Connect Drive and Upload Data#

Click on the Drive button in the upper left corner, and you will be prompted to run the code to connect to Drive. Follow the instructions to run and authorize. This connects the project to your Drive, not authorizing third parties, so you can use it with confidence.

Next, open your Google Drive, upload your own model, and click the share button to open the permissions, allowing anyone who receives this sharing link to use it. Copy the sharing link and paste it into the box below, then run it to automatically download the model.

Sharing Link

Sharing Link 2

Then run the decompression program below to unzip our model.

Unzip Model

Training#

Upload the sliced vocal audio files to the "raw" folder, set the parameters, and click "Convert" to start training.

Parameters

Start Training

Tips:

Make each audio segment as small as possible, no more than 1 minute, preferably around 40 seconds.

Only upload one audio segment at a time.

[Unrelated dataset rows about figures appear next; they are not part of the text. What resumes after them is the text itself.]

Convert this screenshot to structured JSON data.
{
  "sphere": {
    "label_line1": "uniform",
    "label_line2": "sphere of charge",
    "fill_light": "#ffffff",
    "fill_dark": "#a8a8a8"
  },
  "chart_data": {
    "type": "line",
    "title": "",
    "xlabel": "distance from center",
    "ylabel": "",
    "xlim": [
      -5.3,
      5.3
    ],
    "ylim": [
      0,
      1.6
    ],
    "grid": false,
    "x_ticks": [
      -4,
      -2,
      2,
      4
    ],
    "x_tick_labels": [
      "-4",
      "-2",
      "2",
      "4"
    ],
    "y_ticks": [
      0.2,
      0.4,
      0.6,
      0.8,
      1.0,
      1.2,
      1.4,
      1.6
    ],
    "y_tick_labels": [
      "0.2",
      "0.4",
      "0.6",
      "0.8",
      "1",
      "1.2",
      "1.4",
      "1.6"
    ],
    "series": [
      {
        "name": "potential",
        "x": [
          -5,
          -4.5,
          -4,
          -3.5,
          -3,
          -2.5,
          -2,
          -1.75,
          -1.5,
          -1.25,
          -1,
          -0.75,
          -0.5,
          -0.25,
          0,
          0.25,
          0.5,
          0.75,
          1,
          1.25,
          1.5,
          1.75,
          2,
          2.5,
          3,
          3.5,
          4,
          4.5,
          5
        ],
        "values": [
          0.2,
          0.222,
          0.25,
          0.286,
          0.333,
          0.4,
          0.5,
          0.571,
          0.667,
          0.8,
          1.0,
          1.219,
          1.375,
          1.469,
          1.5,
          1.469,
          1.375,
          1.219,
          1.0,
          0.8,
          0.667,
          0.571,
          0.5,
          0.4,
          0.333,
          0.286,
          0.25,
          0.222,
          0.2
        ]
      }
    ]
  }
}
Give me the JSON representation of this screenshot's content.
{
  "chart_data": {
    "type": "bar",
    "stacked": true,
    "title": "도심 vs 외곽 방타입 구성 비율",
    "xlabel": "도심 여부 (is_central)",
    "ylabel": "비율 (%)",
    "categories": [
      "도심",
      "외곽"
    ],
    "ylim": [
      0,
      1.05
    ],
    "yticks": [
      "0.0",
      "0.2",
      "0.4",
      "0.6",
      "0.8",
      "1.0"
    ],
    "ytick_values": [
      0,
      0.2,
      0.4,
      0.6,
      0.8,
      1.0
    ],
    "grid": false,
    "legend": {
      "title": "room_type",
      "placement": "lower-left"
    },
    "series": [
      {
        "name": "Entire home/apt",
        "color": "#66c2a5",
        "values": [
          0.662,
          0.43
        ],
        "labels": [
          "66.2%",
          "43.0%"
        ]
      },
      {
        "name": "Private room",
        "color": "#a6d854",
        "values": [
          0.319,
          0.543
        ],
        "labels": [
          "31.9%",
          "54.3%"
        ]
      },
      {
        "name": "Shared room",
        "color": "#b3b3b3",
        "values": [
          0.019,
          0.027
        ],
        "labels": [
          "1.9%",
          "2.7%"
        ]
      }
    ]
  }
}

After training is completed, download it and then upload the next segment for training.

Start with default parameters and adjust them slowly based on the training results.

Summary#

Today, we briefly introduced the "Sovits" project and used Colab to sing covers of our favorite songs. You can try it yourself. If you are interested, you can use the GitHub project to train your favorite models. There are also tutorials on Bilibili, but be sure to avoid illegal activities and infringement. Just have fun and learn AI.